学級担任の仕事は、 年度初めに学級目標を決めることから。

小学校であれ、中学校、高校であれ、学校にいる間の子どもたちの行動のすべてに責任を持つのが学級担任。学校にいる間は、まさに子どもたちの保護者のような存在で責任の重い仕事であり、その分、苦労は少なくない。しかし、子どもたちの成長を間近で見る機会が多く、学級担任の仕事には教師の仕事の魅力ややりがいが詰まっている。

学級担任として、子どもたちの学習と生活 の指導を行うに当たって、学級の実態を把握しつつ指導方針を立て、展開していくことを「学級経営」という。

学級担任は、4月に担当する学級が決まったら、すぐにそのクラスをどのような方針で経営していきたいかを考え、学級目標を考える。これは教師から子どもたちに提示することもあれば、子どもたちと一緒に決めていくこともある。そして、それに従って、さまざまな活動のやり方やルールも決まっていく。例えば、「自分たちで考えて行動できるクラスにしよう」というような学級目標だったとすると、教師が細かく指示を出すことは極力控えることになる…といった具合いだ。

また、学級目標は基本的には担任が決めるものだが、学校や学年の中でずれがあると、子どもたちに一貫した指導を行うことができなくなってしまう。例えば、同じ学年の中で「みんなで話し合って決めることができるようにする」というクラスと、「何事も一人ひとりがよく考えて決める」というクラスがあると、学年の指導を行う際には矛盾が出てしまう。したがって、学級担任が考える「育てていきたい子ども像」は、学校教育目標から外れてはいけないし、同じ学年の教師同士ですり合わせておく必要がある。

学級のルールを設けることで、子どもたちが教室で落ち着いて過ごせるようになる。

集団で行動することが初めてということも多い小学生は、特に低学年のうちは、集団で過ごすためのルールを身に付けたり、学校で集団で学ぶ習慣を身に付けることが指導の大きな割合を占める。特に大切なのは、4月の最初の1~2週間。というのは、最初の数日は、子どもたちにも緊張感があるし、新たに担任になった教師がどのような指導をするのか「様子を見ている」ことが多い期間だからだ。そのために教師の指示が通りやすいこの期間を「黄金の一週間」などと呼ぶ教師は少なくない(場合によっては「黄金の3日間」などの場合も)。この期間に学級のルールを明確にして徹底させることが、その後1年間の学級の状態を左右することになるので、教師にとっては非常に重要だ。例えば、「先生や友達に会ったら挨拶をする」「チャイムが鳴ったら席に着く」「先生が話をしている間は黙って聞く」「発言する時は手を挙げる」……。こうしたルールかをはっきりさせておくと、教師はどのような時に子どもたちをほめ、どのような時に叱るのかの基準になる。 子どもたちも、何が「してもよいこと」で何が「してはいけないこと」なのかが分かりやすくなる。

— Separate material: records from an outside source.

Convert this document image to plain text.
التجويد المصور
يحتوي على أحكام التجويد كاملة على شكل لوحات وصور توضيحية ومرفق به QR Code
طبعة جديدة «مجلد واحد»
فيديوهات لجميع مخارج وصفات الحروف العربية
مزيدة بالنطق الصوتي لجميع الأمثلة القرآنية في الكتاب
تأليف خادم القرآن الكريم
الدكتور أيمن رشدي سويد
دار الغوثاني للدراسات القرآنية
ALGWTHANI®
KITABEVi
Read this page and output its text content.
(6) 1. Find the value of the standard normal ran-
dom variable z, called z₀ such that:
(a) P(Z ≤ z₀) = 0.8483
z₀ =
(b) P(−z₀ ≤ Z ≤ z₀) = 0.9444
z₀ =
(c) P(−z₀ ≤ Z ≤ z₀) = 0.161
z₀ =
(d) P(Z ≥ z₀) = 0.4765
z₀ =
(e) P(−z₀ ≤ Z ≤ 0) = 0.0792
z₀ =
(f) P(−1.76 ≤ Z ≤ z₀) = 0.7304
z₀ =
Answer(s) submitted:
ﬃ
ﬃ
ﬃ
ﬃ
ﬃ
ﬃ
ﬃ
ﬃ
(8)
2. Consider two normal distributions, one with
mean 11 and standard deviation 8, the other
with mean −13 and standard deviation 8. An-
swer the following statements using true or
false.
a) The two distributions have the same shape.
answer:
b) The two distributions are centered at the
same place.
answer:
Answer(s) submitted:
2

ルールづくりとその徹底は、小学校だけでなく中学校、高校においても重要だ。学校や学級の現状に合わせて設定すべきルールは違ってくるだろうが、中学校や高校では、小学校のような生活指導に関わるような内容よりも、学級担任がめざす児童生徒像や学級づくり と関わるものが多くなるだろう。たとえが、「行事には必ず全員で協力して参加する」といった こと、「問題が起こった場合は全員で話し合う」「人の話を聞くときには必ずメモを取ろう」などだ。

このように、教師にとっては、学級経営や指導を円滑にするためにあるのが学級のルール。ただ、それを決めるのが教師である以上、自分自身もそれをきちんと守るよう、日々気をつけていないとならない。また、ルールを守らなかった子どもは、どのような時でも公平に注意するようにしないと、「あのときは何も言わなかったのに、どうして今は注意されるんだ!」「あの子は注意されなかったのに、どうして私だけ?」と、子どもたちから指摘されてしまうこともしばしば。子どもたちは、教師のことを実によく見ているからだ。これが、教師が「子どもたちの前では気を抜けない」と語る理由の一つだ。